Zarr.jl icon indicating copy to clipboard operation
Zarr.jl copied to clipboard

Expose url/filename path and group name/path in standardised functions

Open rafaqz opened this issue 4 months ago • 6 comments

Currently ZarrDatasets.jl doesn't implement CommonDataModel.path or CommonDataModel.groupname, which means eventually Rasters.jl cant load a lazy Zarr dataset because it doesn't know where to get it again.

But, it seems there are a bunch or storage backends with different fields, so we need an abstraction for this for each of those. And it should probably be here rather than in ZarrDatasets.jl?

rafaqz avatar Aug 23 '25 04:08 rafaqz

I am still not sure what this is really about. The whole philosophy of Zarr.jl is to only have lazy handles from the start. This is really unlike GDAL of NetCDF where you carry around some C pointers. Any Storage object you work with only contains paths to the resource, so no need to wrap this into another lazy layer.

meggart avatar Aug 25 '25 07:08 meggart

I think what Rafael is asking for is, given a specific ZArray, can you get the path to that array within the dataset?

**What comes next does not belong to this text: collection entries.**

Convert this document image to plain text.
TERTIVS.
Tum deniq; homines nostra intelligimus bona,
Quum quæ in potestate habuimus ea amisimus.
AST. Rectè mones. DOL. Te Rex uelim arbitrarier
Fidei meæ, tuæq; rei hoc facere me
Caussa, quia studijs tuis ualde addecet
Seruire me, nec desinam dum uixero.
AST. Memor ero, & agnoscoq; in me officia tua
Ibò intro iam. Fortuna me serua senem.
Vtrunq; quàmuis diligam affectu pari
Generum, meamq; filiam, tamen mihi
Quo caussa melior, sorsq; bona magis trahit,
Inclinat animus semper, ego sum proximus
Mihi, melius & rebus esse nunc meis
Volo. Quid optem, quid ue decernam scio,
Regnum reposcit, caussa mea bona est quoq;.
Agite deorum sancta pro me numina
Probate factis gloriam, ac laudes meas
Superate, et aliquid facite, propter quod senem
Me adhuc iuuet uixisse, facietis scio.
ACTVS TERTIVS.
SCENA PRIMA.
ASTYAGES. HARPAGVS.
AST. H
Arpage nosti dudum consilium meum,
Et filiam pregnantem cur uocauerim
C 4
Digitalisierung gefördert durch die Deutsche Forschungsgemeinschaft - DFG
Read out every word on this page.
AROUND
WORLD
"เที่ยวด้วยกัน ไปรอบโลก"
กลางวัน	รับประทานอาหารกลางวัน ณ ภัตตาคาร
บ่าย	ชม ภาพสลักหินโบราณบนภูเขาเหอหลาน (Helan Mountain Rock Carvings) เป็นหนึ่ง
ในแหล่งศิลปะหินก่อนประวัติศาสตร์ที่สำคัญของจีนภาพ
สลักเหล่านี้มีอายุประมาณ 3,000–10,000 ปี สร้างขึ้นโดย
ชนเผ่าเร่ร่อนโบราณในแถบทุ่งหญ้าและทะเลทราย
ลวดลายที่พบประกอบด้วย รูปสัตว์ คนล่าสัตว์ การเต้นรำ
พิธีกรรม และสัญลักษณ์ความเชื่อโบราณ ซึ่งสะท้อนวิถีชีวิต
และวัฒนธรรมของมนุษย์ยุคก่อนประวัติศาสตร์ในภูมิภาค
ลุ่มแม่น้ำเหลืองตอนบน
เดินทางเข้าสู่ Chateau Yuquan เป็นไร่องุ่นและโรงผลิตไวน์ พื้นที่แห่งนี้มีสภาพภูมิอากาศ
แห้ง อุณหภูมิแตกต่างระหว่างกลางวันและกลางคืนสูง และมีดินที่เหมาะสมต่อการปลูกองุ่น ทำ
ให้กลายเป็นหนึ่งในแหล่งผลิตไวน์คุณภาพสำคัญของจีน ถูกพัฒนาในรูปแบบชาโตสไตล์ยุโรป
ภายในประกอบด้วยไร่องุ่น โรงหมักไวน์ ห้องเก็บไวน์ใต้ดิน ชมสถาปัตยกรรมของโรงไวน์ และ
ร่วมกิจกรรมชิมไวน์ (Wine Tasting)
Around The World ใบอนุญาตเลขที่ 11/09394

asinghvi17 avatar Aug 25 '25 13:08 asinghvi17

Exactly. There is no standard way to get the path and group for a zarr dataset once you have an object. So ZarrDarasets.jl can't implement the CommonDataModel.jl interface properly or share information with other packages, so the actual reason isn't even that relevant: we just need it to finish the interface.

But the specific use case is for @felixcremer. Imagine someone has a Zarr, Gribb, Netcdf or ArchGdal dataset, and they pass it to Rasters.jl but want it to be lazy not read all at once. Then Rasters needs to know what group and path it has and the variable name to be generically lazy.

I know Zarr doesn't need the wrapper, but netcdf and gdal does. And CommonDataModel.jl provides a standardised wrapper across all backend types now so actually ZarrDatasets.jl not implementing those methods means we cant use them for anything without special casing.

And I don't want lots of separate code for all of the backends.

We will eventually add another "just keep the file open but don't read the data" kind of lazy loading option in the constructor for Raster that accepts a dataset. That means basically nothing different for Zarr and is what you imagine we should do anyway. But it will keep the open netcdf which will cause problems. (So isn't the recommended generic approach)

rafaqz avatar Aug 25 '25 14:08 rafaqz

Mostly it's about having a consistent set of abstractions across all the potentially CF compliant data standards.

Sometimes that will be redundant for some backends. Its like how DiskArrays barely makes sense for Gribb but we have it for consistency anyway.

rafaqz avatar Aug 25 '25 14:08 rafaqz

What I think we need is the string that we would call zopen on to get the same ZGroup that we started with. For a toplevel of a zarr this seems to be zgroup.storage.parent.url but for subgroups this is some combination of this url and the zgroup.path.

felixcremer avatar Aug 25 '25 16:08 felixcremer

Yes, but CDM puts the path and group name into different function calls (I think?)There is a groupname method at least. Maybe we don't need that for Zarr but the very we are least need the path/url with the same function

rafaqz avatar Aug 25 '25 17:08 rafaqz